After Alastro and Plumbago, the wild flowers which decorate the estates of Dispensa and Ulmo, it is Terebinto which gives its name to the youngest of our wines from the territory of Menfi. A single-variety Grillo, our twenty-fifth label, arrives in perfect accord with the processes of research and making the most of indigenous varieties that we have conducted for more than twenty years in the Sicilian territories – Menfi, but also Vittoria, Noto, Etna and Capo Milazzo – where we have our vineyards and our wineries.
We have carried out patient studies on Grillo, repeating the work that for years we have done on Grecanico, for Alastro; now we present our very personal interpretation of two of the most important white grape varieties of western Sicily.
In this case we have taken advantage of a representative island variety, though relatively recent; Grillo is in fact ‘the youngest of the old’ Sicilian grape varieties, fruit of a cross between white Catarratto and Zibibbo, established by Baron Antonio Mendola di Favara (1827-1908), a passionate agronomist and viticulturist, in correspondence with the greatest European scholars of the period. Grillo actually originated in 1874 when Baron Mendola wrote about it in his diary; there are no previous mentions, as we ourselves have had the means to verify among the many treatises which we preserve in the great library at Dispensa, at Menfi.

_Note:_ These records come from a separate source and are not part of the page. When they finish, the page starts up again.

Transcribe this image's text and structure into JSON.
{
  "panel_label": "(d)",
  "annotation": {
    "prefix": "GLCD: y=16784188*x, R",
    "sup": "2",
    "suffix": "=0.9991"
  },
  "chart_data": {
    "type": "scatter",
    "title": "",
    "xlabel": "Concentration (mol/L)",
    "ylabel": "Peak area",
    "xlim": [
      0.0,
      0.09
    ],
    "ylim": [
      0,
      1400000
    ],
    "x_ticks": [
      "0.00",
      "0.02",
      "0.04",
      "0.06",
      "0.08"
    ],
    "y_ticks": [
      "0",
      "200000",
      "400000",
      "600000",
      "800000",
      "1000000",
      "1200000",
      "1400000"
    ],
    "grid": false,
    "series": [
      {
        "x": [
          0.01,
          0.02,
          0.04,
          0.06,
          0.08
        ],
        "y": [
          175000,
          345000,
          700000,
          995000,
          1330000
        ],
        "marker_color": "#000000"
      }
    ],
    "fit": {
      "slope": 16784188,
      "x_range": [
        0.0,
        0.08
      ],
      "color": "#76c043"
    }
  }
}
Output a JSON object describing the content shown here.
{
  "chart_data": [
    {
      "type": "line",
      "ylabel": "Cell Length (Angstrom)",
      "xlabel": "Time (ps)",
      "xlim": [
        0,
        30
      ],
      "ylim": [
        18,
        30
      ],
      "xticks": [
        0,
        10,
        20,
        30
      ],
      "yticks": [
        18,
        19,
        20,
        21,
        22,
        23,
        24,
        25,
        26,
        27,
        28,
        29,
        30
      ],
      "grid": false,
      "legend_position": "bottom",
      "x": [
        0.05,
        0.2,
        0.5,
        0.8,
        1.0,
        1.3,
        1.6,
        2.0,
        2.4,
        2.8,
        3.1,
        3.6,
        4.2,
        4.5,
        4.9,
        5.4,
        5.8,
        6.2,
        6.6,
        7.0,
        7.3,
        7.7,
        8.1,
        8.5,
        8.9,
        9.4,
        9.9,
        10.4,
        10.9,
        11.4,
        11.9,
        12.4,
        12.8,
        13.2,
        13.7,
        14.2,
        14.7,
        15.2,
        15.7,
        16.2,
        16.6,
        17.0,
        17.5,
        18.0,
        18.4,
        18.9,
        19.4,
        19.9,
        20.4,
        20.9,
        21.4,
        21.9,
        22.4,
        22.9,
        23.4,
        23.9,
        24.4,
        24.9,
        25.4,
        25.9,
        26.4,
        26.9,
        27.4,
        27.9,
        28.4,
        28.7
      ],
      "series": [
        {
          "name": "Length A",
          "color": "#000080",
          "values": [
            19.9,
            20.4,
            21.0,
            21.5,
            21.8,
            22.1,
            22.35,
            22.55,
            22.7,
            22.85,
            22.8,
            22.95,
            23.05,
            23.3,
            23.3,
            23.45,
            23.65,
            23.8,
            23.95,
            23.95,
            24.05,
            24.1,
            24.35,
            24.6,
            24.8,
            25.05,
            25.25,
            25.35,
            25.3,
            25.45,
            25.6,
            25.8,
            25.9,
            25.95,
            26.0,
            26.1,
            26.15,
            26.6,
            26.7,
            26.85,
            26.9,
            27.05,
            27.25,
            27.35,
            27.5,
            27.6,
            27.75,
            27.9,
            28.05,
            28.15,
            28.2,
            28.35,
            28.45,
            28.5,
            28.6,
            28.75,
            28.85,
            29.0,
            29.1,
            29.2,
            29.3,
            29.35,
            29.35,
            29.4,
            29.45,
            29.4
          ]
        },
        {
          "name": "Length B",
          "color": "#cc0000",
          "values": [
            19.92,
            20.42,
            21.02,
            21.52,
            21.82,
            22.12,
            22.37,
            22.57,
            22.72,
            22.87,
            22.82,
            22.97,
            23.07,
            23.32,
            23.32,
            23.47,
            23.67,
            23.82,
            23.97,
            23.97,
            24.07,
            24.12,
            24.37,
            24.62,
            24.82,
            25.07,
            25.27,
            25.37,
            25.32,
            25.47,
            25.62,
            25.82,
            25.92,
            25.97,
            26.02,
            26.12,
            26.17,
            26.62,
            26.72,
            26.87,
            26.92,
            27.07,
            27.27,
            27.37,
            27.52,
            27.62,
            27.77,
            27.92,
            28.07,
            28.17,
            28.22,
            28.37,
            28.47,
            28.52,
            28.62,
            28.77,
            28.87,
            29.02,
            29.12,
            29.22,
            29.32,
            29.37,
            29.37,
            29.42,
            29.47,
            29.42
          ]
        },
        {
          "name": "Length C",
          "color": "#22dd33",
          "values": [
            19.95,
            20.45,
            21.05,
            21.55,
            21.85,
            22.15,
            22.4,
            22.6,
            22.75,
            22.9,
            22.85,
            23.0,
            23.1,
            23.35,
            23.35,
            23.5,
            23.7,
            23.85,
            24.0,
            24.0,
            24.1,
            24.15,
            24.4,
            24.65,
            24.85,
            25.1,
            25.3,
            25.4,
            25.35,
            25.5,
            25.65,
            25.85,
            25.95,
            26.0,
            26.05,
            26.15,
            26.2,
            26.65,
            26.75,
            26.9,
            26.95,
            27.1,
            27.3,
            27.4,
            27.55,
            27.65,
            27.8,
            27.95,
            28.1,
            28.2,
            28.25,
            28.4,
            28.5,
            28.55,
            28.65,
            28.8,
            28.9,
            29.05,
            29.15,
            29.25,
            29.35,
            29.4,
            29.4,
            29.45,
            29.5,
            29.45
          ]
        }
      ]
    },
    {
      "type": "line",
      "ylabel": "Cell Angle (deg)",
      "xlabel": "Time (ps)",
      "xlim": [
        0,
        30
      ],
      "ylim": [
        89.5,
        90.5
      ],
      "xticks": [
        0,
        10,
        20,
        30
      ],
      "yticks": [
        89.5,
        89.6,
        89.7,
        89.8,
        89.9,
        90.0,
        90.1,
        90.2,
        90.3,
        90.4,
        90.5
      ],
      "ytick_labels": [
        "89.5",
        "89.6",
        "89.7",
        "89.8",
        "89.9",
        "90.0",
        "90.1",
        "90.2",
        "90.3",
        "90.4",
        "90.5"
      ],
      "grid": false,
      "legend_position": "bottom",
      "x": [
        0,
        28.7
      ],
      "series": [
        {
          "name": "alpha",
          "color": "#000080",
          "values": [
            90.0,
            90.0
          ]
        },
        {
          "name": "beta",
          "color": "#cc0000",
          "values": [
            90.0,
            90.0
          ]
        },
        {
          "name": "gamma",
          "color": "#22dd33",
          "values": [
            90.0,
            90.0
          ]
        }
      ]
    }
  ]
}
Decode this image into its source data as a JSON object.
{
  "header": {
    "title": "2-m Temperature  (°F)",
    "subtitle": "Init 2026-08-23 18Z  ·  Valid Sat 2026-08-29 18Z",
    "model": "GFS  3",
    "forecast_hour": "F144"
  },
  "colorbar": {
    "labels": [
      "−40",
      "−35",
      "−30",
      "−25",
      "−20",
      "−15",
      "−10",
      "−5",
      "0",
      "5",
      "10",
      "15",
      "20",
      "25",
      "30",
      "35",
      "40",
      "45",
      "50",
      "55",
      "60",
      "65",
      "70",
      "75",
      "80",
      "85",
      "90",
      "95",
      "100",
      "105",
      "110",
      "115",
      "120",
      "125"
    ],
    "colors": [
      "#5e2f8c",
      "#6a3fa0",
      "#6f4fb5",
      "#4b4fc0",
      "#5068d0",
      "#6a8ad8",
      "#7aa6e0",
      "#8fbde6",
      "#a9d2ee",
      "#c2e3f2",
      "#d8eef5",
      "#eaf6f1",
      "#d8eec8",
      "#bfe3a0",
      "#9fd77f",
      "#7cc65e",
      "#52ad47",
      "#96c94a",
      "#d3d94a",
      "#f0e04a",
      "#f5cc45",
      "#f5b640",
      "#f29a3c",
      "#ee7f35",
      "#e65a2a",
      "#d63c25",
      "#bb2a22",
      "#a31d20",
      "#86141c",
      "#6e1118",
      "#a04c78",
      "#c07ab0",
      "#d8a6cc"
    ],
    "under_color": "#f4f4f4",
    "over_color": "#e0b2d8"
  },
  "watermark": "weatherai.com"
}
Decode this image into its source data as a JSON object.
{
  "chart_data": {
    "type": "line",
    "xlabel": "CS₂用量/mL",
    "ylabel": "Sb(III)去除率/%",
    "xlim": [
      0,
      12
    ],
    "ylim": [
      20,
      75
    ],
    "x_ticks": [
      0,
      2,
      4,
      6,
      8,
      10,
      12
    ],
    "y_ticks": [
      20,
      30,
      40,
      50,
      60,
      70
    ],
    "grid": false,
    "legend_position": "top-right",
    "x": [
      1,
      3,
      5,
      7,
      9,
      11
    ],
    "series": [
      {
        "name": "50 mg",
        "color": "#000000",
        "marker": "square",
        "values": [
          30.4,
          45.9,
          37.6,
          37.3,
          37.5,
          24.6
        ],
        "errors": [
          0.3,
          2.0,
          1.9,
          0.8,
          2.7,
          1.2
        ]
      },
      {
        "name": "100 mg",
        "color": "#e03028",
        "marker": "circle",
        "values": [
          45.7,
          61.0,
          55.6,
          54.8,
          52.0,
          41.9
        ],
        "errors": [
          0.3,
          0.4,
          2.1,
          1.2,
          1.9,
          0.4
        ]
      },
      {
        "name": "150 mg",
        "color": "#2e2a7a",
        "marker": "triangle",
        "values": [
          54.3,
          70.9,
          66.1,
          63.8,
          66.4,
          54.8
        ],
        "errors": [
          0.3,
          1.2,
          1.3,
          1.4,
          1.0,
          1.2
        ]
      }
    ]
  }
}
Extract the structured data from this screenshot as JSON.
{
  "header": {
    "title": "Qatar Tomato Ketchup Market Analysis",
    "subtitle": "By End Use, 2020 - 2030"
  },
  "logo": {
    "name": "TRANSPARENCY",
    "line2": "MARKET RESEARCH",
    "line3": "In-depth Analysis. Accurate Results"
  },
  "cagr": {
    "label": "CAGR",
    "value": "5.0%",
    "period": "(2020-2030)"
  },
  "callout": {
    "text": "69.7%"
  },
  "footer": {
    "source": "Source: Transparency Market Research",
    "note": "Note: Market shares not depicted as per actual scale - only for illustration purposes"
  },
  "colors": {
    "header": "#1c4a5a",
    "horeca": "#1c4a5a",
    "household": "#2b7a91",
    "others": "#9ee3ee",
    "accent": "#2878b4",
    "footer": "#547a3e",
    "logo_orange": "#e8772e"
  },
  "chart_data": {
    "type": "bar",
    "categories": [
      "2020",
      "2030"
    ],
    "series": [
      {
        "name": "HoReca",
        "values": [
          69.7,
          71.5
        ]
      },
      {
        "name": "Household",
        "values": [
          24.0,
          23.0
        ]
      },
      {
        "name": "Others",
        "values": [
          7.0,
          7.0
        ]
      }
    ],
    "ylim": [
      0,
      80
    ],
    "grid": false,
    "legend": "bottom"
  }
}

For this new label we have selected the name of a shrub with bright fronds, always linked to Sicily and the Mediterranean countryside with its many evocations. The terebinth, cousin of the pistachio, enjoys not only the privilege of being able to pollinate its female flower but also to supply a formidable rootstock, thanks to the extraordinary strength of its roots which are able to force their way through rock. Its buds, which begin to appear at the end of winter, colour Mediterranean lands for ten months of the year, and the medicinal use of its leaves and sap is common among the people who live with it.
Destined mainly for the Italian market, with Terebinto we wish to distinguish and endorse the typical characteristics of Grillo in the western area of Sicily; aromatic and intense on the nose, with notes of pink grapefruit, and then appearing complex and balanced on the palate.